ABSTRACT

Abstract Molecular processes underlying cellular behavior may be comprehended through the analysis of gene expression profiles. This approach is complex and encompasses the identification of which genes are expressed at any given time and how their products interact in so called gene regulatory networks (GRN). High-throughput technologies, such as DNA micro arrays and next generation sequencing are the technologies of choice to quantify gene expression that will be used to model GRN. Mathematical models aim to infer the structure of GRN, possibly identifying which genes relate to which other genes.

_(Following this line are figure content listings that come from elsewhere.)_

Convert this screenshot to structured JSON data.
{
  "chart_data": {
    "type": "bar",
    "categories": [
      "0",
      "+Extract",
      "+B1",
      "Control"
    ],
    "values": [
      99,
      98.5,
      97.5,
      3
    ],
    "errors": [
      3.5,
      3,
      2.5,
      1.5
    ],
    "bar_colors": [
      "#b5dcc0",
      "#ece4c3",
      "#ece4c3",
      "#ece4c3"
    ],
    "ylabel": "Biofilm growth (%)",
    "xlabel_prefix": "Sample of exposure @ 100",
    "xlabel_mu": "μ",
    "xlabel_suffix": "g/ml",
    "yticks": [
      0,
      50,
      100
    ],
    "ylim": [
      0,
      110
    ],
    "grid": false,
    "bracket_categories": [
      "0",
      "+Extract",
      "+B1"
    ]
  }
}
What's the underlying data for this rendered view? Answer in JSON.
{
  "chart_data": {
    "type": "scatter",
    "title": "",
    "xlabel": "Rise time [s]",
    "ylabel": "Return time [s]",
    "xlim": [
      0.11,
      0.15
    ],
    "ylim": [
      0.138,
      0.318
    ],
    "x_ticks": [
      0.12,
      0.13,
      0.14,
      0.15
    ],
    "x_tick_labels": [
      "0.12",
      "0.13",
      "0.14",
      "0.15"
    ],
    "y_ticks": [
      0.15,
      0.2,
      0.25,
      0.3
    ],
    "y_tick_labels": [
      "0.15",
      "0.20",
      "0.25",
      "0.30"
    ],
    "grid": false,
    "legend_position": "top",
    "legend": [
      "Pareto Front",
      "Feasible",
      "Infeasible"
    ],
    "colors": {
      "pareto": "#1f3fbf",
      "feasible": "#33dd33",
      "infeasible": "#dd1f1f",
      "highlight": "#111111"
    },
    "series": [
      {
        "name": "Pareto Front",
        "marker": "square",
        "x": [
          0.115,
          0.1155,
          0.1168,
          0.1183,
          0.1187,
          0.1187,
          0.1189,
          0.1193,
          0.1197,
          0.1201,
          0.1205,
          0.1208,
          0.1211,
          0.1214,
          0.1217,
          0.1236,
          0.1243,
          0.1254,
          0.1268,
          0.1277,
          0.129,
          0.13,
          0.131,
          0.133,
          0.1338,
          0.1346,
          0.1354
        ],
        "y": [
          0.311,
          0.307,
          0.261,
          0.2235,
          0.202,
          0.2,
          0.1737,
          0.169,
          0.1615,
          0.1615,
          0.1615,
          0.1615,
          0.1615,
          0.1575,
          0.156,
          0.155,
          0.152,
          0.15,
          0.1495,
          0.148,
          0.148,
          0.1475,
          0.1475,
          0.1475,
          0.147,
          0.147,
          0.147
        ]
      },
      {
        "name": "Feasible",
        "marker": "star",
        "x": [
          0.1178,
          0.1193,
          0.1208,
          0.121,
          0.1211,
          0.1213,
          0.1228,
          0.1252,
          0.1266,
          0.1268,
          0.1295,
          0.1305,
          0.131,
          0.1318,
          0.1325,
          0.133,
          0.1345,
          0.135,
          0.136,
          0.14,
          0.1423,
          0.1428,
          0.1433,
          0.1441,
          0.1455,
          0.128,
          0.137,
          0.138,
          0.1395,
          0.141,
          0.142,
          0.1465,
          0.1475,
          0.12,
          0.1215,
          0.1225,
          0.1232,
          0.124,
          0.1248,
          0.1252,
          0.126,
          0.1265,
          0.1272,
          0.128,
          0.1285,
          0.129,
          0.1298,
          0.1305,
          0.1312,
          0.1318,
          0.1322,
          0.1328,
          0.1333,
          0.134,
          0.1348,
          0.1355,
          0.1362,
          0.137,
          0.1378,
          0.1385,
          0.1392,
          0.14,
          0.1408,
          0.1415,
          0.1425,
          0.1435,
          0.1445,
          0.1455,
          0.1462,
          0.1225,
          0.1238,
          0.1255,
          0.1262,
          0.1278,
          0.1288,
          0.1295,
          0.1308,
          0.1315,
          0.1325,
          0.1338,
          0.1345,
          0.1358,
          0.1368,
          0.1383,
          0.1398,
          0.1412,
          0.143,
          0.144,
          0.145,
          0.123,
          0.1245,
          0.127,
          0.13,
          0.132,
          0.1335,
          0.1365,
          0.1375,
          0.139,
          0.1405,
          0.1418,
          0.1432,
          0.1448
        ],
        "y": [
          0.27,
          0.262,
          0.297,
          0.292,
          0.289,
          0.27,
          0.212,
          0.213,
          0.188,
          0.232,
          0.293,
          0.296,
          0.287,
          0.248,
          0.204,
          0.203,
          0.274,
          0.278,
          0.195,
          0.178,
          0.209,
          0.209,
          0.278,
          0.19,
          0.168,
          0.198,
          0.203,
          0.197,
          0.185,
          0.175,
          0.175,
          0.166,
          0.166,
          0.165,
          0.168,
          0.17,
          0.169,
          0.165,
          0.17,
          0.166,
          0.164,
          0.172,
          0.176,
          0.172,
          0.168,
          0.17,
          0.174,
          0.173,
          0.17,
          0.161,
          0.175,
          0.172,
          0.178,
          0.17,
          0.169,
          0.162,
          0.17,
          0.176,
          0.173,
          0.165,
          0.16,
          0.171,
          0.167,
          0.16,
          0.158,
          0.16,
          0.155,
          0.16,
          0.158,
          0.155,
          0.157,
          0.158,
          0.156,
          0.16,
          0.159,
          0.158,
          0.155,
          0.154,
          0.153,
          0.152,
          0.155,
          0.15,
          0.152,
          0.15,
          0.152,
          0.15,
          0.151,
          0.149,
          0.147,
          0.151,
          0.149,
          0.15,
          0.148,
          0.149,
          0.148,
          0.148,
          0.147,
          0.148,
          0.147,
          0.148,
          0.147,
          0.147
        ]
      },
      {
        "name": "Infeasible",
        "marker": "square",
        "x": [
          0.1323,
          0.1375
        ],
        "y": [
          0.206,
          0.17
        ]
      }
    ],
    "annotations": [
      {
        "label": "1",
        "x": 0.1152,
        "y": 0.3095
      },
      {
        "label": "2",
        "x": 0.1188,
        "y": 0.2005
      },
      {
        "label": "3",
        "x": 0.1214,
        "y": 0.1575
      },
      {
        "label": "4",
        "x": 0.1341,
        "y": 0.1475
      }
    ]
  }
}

Among such models, Granger causality allows for the identification of directionality at the edges of GRN through the analysis of time series gene expression data. The intuitive concept underlying Granger causality is the idea that an effect never occurs before its cause. This concept was introduced by Norbert Wiener in 1956 but it was Clive Granger who proposed a statistical method to identify Granger causality between two time series in 1969. In 1982 John Geweke generalized Granger’s idea to a multivariate form, a more interesting methodology for dealing with biological data sets generated by high-throughput technologies. In this chapter we review Granger causality concepts and we describe recently obtained results using a generalization of the multivariate Granger causality to identify Granger causality between gene clusters. Detailed descriptions of the concept, algorithms to identify and statistically test Granger causality between sets of time series are described.